Libre de puiser dans diverses époques pour concevoir des costumes uniques, Waddington a notamment puisé son inspiration dans l’ère spatiale du XXe siècle et dans la mode des compagnies aériennes. Cela a influencé la création de pièces contemporaines incorporant des éléments plastiques pour le personnage de Bella. Ses bottes, à la croisée de l’ère spatiale d’André Courrèges et de la sobriété victorienne, symbolisent parfaitement cette fusion des temps.

Le Langage des Couleurs et des Symboles

Bella, le personnage central, se distingue par une garde-robe colorée qui, malgré le noir et blanc des premières scènes, joue un rôle clé dans la narration. Le jaune devient la signature de sa folie douce et de sa joie de vivre. Son éclat suggère à la fois l’avertissement et l’attraction, renforçant la présence incontournable de Bella et sa lumière propre au sein de l’histoire.

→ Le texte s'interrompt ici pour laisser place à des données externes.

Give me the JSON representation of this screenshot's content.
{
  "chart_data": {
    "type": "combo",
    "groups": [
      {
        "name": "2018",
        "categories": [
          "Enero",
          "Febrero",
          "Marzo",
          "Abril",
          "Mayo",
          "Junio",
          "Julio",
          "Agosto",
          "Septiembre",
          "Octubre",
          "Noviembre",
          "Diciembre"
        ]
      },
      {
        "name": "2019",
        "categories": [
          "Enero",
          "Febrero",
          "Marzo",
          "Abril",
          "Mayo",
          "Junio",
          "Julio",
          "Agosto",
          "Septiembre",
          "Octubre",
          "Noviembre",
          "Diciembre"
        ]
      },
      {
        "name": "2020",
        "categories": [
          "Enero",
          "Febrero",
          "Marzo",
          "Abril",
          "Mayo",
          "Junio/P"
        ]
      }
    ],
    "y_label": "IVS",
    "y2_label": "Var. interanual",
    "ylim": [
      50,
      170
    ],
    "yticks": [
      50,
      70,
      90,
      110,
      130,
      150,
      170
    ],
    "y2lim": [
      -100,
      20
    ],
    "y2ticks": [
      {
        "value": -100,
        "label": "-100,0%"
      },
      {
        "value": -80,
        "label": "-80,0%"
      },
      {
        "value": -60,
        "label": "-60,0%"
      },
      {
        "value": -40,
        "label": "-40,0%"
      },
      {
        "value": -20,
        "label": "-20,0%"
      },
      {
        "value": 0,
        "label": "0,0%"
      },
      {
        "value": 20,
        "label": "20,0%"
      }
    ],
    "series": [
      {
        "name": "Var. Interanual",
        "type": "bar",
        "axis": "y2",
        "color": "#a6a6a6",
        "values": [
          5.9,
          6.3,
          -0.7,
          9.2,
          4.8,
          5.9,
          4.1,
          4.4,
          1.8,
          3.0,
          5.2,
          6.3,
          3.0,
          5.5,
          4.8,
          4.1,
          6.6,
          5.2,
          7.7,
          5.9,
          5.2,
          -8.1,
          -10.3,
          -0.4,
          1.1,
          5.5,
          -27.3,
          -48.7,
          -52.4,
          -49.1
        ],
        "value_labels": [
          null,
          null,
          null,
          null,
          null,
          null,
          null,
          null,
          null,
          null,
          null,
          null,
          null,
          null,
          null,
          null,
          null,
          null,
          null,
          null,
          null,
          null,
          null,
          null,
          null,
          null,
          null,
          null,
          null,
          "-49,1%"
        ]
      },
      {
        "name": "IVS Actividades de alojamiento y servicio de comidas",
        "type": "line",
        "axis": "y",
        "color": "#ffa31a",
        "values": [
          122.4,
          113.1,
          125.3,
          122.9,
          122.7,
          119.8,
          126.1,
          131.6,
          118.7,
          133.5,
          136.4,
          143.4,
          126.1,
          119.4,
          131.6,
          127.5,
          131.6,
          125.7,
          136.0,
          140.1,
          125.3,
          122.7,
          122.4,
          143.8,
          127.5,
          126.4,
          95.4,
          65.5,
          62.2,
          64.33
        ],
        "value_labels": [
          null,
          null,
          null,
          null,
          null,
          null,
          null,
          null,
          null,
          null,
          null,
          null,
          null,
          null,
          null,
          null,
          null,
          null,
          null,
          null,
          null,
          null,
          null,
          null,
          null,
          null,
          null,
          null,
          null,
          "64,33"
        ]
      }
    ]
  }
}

L’Art de la Photographie en Mouvement

Robbie Ryan, directeur de la photographie, amène son expertise pour sublimer cette richesse visuelle. Optant pour des prises de vue en film 35mm et une lumière naturelle, il parvient, grâce à une utilisation méticuleuse du zoom, à accentuer le rayonnement de Bella dans de nombreuses séquences. Ces choix techniques épousent parfaitement les ambitions esthétiques de « Poor Things », offrant au spectateur une expérience cinématographique immersive.

Partenaires de Création

Dans cet univers créatif, tous les artisans jouent un rôle décisif. Le réalisateur Yorgos Lanthimos et Robbie Ryan ne cessent de collaborer pour pousser les frontières du 7e art. Le succès de cette alchimie artistique promet de nouvelles aventures cinématographiques, à la fois audacieuses et fascinantes pour les spectateurs avides d’un cinéma qui ose différemment.